North Korea also offered something more concrete. As Russia’s stocks of ammunition dwindled last year and its defense industry was not able to ramp up production, the North Koreans emptied vast stores of artillery ammunition and short-range rockets, many of which are decades old and of questionable utility. US officials estimate some 10,000 containers of munitions flowed from the North’s caves to the frontlines, amounting to millions of rounds of shells.
In return, Kim Jong Un got similar gifts, not least a moment in the sun that broke his isolation.
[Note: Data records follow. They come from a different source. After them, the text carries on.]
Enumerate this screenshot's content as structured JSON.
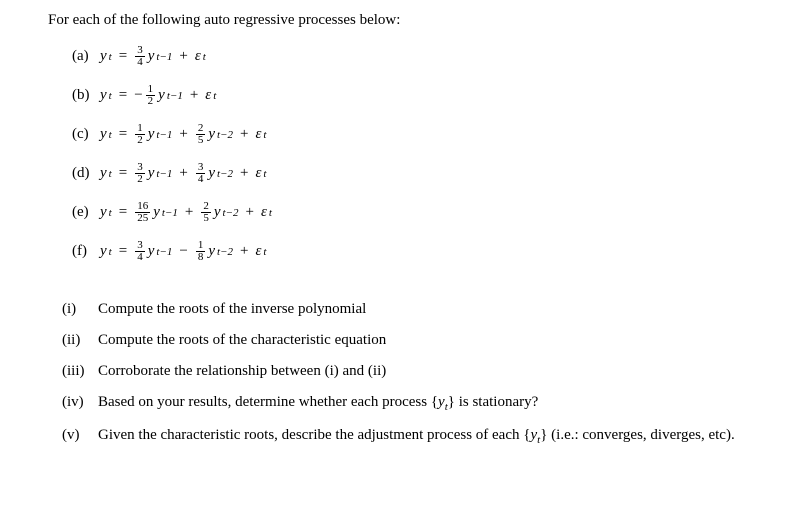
{
  "intro": "For each of the following auto regressive processes below:",
  "eqs": [
    {
      "label": "(a)",
      "terms": [
        {
          "frac": [
            "3",
            "4"
          ],
          "sub": "t−1",
          "sign": ""
        }
      ]
    },
    {
      "label": "(b)",
      "terms": [
        {
          "frac": [
            "1",
            "2"
          ],
          "sub": "t−1",
          "sign": "−"
        }
      ]
    },
    {
      "label": "(c)",
      "terms": [
        {
          "frac": [
            "1",
            "2"
          ],
          "sub": "t−1",
          "sign": ""
        },
        {
          "frac": [
            "2",
            "5"
          ],
          "sub": "t−2",
          "sign": "+"
        }
      ]
    },
    {
      "label": "(d)",
      "terms": [
        {
          "frac": [
            "3",
            "2"
          ],
          "sub": "t−1",
          "sign": ""
        },
        {
          "frac": [
            "3",
            "4"
          ],
          "sub": "t−2",
          "sign": "+"
        }
      ]
    },
    {
      "label": "(e)",
      "terms": [
        {
          "frac": [
            "16",
            "25"
          ],
          "sub": "t−1",
          "sign": ""
        },
        {
          "frac": [
            "2",
            "5"
          ],
          "sub": "t−2",
          "sign": "+"
        }
      ]
    },
    {
      "label": "(f)",
      "terms": [
        {
          "frac": [
            "3",
            "4"
          ],
          "sub": "t−1",
          "sign": ""
        },
        {
          "frac": [
            "1",
            "8"
          ],
          "sub": "t−2",
          "sign": "−"
        }
      ]
    }
  ],
  "questions": [
    {
      "label": "(i)",
      "text": "Compute the roots of the inverse polynomial"
    },
    {
      "label": "(ii)",
      "text": "Compute the roots of the characteristic equation"
    },
    {
      "label": "(iii)",
      "text": "Corroborate the relationship between (i) and (ii)"
    },
    {
      "label": "(iv)",
      "text": "Based on your results, determine whether each process {yₜ} is stationary?"
    },
    {
      "label": "(v)",
      "text": "Given the characteristic roots, describe the adjustment process of each {yₜ} (i.e.: converges, diverges, etc)."
    }
  ],
  "sym": {
    "y": "y",
    "eq": "=",
    "eps": "ε",
    "t": "t",
    "plus": "+"
  }
}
The Russians also offered means to crack the UN sanctions regime, from a move to dismantle the international body that monitors sanctions against North Korea to opening the taps on the flow of oil and other inputs and allowing North Koreans to be used as cheap labor in Russia (and in China). The North Koreans are being merged into Russia’s sanctions-evasion system, including financial settlements that hide their transactions.
Perhaps more ominously, the Russians have almost abandoned their previous commitment to non-proliferation and denuclearization. Russian diplomats used to be staunch guardians of these principles, all through the years of the Six-Party talks. Now, they are providing active help to North Korea’s long-range missile development, thinly clothed as aiding satellite launches but in reality allowing Pyongyang to threaten the continental United States with nuclear-armed intercontinental ballistic missiles.
This is a serious shift and one with potentially dangerous consequences, as the South Korean editorial pointed out. But it should also be understood that the Russians – and their Chinese partners – are contemptuous of the North Korean regime, something this writer heard in no uncertain terms in visits to Russia before the war. In conversations Russian experts on the region made fun of the regime, seeing it as an extreme throwback to the worst days of Stalin’s personality cult and an unreliable actor.
There may be limits to their cooperation, though for now, this is a bargain that meets the needs of both. Beijing, uneasy as it may be, is not ready to block it.
For the US-Japan-South Korea triangle, the challenge will be to offer one another enhanced security and reassurance against the threat of conflict while being supportive of the efforts, fragile as they may be, of the South Korea-Japan-China triangle to avoid war.
Daniel Sneider is a lecturer on international policy and East Asian studies at Stanford University and a non-resident distinguished fellow at the Korea Economic Institute of America (KEIA). The views expressed here are the author’s alone.